Estimator Limitation Alternative
SyntheticDiD Replicate weights Use strata/PSU/FPC design with Rao-Wu rescaled bootstrap
TROP Replicate weights Use strata/PSU/FPC design with Rao-Wu rescaled bootstrap
BaconDecomposition Replicate weights Diagnostic only, no inference
SyntheticDiD variance_method='placebo' + strata/PSU/FPC Use variance_method='bootstrap'
ImputationDiD pretrends=True + replicate weights Use analytical survey design instead
ImputationDiD pretrend_test() + replicate weights Use analytical survey design instead
DiD, TWFE inference='wild_bootstrap' + survey_design Use analytical survey inference (default)
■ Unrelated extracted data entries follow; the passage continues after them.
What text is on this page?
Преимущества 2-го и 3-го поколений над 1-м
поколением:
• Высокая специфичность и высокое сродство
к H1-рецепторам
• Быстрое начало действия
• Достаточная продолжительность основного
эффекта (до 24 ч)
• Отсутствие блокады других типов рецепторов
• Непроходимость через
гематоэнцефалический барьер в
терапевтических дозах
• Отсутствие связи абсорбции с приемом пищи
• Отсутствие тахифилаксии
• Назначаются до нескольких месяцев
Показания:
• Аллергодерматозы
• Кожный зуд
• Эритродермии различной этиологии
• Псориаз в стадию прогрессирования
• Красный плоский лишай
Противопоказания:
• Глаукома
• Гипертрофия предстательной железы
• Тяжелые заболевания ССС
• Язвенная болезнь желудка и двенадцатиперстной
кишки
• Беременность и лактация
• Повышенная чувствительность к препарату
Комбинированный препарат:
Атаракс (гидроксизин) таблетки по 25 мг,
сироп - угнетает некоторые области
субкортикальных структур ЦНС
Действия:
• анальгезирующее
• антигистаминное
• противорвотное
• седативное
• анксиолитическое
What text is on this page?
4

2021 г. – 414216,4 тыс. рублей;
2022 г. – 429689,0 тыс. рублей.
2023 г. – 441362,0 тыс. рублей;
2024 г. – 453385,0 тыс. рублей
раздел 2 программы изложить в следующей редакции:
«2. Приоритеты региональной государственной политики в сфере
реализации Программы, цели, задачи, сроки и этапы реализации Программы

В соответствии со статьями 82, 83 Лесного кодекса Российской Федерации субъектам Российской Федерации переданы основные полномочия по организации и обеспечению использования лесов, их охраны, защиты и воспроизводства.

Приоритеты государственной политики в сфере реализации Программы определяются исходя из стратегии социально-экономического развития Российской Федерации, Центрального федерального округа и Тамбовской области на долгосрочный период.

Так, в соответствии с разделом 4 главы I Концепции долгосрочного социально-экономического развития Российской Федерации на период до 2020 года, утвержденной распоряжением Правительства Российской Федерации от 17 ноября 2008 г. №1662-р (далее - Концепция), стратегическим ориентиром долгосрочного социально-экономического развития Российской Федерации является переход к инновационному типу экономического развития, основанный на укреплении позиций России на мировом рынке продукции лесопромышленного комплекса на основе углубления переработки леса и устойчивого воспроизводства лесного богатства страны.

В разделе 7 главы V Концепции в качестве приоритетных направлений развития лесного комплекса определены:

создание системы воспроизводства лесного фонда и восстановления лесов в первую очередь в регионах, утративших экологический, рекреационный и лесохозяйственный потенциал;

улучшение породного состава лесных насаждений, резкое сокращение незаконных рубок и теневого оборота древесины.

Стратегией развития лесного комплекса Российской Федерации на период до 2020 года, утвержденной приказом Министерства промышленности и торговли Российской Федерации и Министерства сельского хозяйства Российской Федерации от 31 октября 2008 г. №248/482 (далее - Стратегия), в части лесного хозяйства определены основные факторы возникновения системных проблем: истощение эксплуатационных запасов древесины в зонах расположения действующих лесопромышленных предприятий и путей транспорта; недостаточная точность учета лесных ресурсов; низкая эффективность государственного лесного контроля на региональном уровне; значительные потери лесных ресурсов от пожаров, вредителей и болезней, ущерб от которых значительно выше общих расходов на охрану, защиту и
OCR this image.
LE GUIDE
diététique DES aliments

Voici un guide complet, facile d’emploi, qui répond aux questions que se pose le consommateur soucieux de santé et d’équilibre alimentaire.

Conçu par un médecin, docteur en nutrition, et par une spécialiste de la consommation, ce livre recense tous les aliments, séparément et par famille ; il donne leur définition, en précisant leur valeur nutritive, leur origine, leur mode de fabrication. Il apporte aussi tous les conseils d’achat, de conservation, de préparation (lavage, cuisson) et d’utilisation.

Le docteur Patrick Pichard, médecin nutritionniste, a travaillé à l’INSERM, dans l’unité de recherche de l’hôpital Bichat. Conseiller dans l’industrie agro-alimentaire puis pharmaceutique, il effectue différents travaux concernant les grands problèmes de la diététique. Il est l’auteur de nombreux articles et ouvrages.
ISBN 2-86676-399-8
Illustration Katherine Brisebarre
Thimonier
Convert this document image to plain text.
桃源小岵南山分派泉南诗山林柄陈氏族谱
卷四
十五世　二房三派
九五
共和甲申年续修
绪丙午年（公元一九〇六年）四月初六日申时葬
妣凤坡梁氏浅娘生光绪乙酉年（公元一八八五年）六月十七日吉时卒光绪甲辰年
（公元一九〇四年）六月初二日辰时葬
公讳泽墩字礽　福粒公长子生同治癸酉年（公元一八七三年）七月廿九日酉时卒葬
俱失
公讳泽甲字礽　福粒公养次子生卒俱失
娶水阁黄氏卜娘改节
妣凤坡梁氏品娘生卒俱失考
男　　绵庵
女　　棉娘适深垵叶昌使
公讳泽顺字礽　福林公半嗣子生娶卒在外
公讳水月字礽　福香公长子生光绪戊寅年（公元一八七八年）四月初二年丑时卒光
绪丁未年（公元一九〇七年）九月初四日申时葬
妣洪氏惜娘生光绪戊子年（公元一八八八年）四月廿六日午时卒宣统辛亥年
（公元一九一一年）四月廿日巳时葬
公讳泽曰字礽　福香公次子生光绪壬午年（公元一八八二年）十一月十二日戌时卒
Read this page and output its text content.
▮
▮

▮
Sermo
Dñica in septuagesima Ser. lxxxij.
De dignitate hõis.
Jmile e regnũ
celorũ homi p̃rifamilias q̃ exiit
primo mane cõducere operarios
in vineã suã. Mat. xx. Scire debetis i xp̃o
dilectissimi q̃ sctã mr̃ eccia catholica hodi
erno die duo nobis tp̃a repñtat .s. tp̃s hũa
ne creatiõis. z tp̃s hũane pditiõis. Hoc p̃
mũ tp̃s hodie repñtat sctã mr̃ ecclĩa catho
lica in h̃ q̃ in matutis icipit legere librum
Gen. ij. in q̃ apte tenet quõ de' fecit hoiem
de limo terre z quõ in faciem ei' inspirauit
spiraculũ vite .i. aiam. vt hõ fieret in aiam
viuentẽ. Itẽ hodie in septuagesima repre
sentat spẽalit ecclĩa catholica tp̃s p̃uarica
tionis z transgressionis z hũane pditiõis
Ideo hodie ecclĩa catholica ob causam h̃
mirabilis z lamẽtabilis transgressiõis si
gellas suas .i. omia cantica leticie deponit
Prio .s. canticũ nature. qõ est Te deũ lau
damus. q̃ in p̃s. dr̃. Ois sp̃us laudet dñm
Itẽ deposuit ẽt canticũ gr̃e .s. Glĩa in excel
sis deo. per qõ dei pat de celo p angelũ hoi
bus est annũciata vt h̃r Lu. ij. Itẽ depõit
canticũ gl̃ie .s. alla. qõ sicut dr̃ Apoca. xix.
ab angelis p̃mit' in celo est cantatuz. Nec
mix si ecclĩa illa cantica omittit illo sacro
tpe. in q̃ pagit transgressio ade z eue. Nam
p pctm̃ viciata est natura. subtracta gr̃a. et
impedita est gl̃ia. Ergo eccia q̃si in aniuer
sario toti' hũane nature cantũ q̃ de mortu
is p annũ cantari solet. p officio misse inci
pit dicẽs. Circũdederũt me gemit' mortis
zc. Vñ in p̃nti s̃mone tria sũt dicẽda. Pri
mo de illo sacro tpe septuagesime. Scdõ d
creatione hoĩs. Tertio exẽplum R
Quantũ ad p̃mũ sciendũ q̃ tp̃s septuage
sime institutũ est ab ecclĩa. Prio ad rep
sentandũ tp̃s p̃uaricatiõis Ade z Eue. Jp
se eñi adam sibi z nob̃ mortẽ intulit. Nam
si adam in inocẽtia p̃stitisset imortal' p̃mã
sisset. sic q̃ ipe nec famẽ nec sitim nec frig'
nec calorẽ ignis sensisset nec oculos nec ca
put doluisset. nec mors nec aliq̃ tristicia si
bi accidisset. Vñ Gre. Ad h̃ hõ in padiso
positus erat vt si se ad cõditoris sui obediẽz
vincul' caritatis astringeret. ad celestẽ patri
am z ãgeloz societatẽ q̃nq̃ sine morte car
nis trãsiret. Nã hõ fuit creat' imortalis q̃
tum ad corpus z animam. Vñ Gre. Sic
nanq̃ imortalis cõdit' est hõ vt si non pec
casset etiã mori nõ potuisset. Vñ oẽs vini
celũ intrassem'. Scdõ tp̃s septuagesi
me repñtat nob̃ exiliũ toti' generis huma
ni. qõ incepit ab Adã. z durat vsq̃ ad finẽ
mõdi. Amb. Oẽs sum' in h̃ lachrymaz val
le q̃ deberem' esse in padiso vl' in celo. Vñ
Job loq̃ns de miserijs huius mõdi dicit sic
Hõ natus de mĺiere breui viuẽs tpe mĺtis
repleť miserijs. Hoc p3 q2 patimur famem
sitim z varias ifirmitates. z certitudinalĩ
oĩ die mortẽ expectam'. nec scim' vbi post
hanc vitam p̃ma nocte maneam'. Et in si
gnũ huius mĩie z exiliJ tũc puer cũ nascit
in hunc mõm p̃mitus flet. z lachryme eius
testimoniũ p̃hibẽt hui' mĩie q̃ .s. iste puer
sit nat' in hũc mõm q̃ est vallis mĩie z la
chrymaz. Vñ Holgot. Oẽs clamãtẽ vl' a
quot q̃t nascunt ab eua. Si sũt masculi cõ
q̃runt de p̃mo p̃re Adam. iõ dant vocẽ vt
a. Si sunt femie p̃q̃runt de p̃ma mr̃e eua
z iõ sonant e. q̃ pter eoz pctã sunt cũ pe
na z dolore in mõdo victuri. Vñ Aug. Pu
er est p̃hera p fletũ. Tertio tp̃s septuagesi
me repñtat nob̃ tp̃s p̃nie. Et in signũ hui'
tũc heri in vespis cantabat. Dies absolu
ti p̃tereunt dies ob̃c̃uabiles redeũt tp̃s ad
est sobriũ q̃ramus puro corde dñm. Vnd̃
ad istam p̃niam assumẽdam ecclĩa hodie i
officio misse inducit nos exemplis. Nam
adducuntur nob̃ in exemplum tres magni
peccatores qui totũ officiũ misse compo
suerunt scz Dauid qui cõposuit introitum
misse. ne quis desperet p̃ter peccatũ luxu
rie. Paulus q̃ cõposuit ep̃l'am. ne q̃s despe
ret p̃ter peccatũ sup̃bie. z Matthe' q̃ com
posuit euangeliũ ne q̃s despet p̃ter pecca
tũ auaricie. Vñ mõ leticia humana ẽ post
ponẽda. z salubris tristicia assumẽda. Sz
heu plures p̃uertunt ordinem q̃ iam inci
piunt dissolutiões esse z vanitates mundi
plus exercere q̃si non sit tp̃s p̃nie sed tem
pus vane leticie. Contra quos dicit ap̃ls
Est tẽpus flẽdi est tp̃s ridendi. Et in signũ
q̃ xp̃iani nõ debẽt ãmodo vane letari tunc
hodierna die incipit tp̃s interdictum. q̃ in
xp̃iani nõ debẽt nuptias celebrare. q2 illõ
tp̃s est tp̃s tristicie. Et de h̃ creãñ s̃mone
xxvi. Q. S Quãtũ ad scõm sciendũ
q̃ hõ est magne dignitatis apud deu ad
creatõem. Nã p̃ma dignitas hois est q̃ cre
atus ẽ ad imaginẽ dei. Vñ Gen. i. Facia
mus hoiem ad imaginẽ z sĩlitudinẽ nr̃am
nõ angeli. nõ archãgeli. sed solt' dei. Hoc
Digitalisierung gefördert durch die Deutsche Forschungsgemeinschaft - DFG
EfficientDiD cluster + survey_design Use survey_design with PSU/strata
All bootstrap estimators Bootstrap + replicate weights These are alternative variance methods; pick one

Warning/fallback (no error): MultiPeriodDiD with wild_bootstrap + survey_design warns and falls back to analytical inference.

Conservative approach (no error): CallawaySantAnna reg+covariates uses conservative plug-in IF rather than efficient DRDID nuisance IF correction (see REGISTRY.md).